Requerimentos internacionais
O produtor rural deve ter em mente as exigências que o mercado internacional faz para a compra de commodities. No caso da soja, o coordenador da Fundação Dom Cabral salienta que o principal requerimento é a rastreabilidade completa. “Essa demanda que comprova que determinado produto está livre de processos de desmatamento vem aumentando em vários mercados no mundo”.
Brito lembra que, por conta das imposições de países que adquirem produtos nacionais, cria-se, infelizmente, dois tipos de mercado. “De um lado, temos produtos que são exportados com altíssima rastreabilidade, o que garante ao consumidor internacional a procedência daquele produto, mas quando olhamos no mercado interno, tal exigência ainda não é feita”, adverte.

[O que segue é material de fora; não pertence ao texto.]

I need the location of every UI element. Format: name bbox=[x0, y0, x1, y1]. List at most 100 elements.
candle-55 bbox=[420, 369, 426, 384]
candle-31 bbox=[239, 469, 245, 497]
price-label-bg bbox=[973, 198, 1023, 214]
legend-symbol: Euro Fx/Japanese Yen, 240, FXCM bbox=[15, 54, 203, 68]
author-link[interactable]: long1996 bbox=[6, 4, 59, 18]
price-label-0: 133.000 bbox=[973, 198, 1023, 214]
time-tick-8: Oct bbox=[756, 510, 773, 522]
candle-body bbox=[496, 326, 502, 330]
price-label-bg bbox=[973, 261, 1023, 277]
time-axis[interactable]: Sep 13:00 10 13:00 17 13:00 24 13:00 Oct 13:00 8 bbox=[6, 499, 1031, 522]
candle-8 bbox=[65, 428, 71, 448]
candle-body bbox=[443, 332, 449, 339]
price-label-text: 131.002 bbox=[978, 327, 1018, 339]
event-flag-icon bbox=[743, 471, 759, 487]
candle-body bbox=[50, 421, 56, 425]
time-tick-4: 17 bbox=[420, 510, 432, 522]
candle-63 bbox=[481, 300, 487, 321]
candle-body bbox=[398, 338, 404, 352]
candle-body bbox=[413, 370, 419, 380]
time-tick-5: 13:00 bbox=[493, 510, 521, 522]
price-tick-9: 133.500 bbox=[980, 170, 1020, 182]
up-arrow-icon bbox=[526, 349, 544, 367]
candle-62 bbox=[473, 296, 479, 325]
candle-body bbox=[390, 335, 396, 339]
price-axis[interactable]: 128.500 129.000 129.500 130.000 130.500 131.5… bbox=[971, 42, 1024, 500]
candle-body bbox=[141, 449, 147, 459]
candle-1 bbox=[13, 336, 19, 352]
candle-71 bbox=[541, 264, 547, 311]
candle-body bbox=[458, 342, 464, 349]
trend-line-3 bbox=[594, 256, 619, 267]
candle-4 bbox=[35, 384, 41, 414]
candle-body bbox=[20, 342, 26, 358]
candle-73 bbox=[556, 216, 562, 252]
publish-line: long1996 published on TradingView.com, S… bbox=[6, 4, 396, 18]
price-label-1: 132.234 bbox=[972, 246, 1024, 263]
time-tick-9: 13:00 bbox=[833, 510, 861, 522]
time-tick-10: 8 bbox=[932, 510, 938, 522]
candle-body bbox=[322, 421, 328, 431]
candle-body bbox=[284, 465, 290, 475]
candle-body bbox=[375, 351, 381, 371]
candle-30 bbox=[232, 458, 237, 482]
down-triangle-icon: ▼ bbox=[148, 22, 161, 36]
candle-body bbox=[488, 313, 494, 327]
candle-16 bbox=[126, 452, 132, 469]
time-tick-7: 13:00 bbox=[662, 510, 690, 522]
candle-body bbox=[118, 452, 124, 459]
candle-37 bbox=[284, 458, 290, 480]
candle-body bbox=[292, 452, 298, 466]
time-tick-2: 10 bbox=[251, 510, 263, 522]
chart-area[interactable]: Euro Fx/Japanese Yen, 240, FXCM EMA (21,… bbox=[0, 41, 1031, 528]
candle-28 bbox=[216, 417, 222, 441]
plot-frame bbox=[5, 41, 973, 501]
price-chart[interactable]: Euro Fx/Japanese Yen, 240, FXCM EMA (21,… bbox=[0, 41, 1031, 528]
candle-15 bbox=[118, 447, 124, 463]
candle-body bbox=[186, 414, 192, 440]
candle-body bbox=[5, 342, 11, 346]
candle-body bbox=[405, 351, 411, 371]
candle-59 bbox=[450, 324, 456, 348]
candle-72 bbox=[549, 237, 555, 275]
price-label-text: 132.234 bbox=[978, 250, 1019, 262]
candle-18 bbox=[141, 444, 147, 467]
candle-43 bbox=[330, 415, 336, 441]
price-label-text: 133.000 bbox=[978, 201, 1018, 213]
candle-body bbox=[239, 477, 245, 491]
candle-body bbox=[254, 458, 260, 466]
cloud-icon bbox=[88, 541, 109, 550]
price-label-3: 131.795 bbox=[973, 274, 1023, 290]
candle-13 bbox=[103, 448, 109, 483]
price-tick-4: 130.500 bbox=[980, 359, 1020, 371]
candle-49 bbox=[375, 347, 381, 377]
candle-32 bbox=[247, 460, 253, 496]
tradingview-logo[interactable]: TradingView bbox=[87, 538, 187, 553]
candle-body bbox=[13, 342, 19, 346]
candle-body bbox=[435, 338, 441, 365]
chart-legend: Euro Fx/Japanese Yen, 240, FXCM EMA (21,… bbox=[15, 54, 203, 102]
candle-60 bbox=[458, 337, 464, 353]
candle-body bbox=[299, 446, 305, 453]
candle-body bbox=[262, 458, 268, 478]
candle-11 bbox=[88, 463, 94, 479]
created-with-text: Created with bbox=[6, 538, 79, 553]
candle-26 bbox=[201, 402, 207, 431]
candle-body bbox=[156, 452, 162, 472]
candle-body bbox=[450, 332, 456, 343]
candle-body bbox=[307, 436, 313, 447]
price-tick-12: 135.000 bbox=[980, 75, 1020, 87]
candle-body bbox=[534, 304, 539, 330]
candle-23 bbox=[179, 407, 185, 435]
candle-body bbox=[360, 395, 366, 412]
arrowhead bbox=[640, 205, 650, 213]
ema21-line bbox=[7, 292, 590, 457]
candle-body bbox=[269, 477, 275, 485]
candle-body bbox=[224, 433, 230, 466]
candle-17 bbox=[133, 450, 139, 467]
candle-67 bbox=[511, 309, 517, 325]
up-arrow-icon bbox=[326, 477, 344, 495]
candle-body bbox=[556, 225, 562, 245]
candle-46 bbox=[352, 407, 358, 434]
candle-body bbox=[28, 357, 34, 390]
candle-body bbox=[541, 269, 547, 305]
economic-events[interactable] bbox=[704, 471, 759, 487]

Segundo ele, a produção brasileira de soja é a melhor do mundo tanto em termos de qualidade quanto de sustentabilidade. “No entanto, temos questões que são externas à produção, principalmente a questão da destruição da Amazônia, garimpos ilegais, desmatamento, queimadas, toda essa destruição que assistimos hoje e isso afeta a produção nacional indiretamente. Não estamos na Amazônia, isso não é feito pelo agronegócio, mas pagamos um preço que não é nosso. Estamos pagando o preço da marca Brasil, porque todos os produtos que colocamos lá fora estão com a marca do ‘made in Brasil'”, afirma.
O programa Aliança da Soja é uma parceria entre o Canal Rural e a Plataforma Intacta 2Xtend e é exibido todas as segundas-feiras, às 13h35, com reprise às terças-feiras, às 6h30.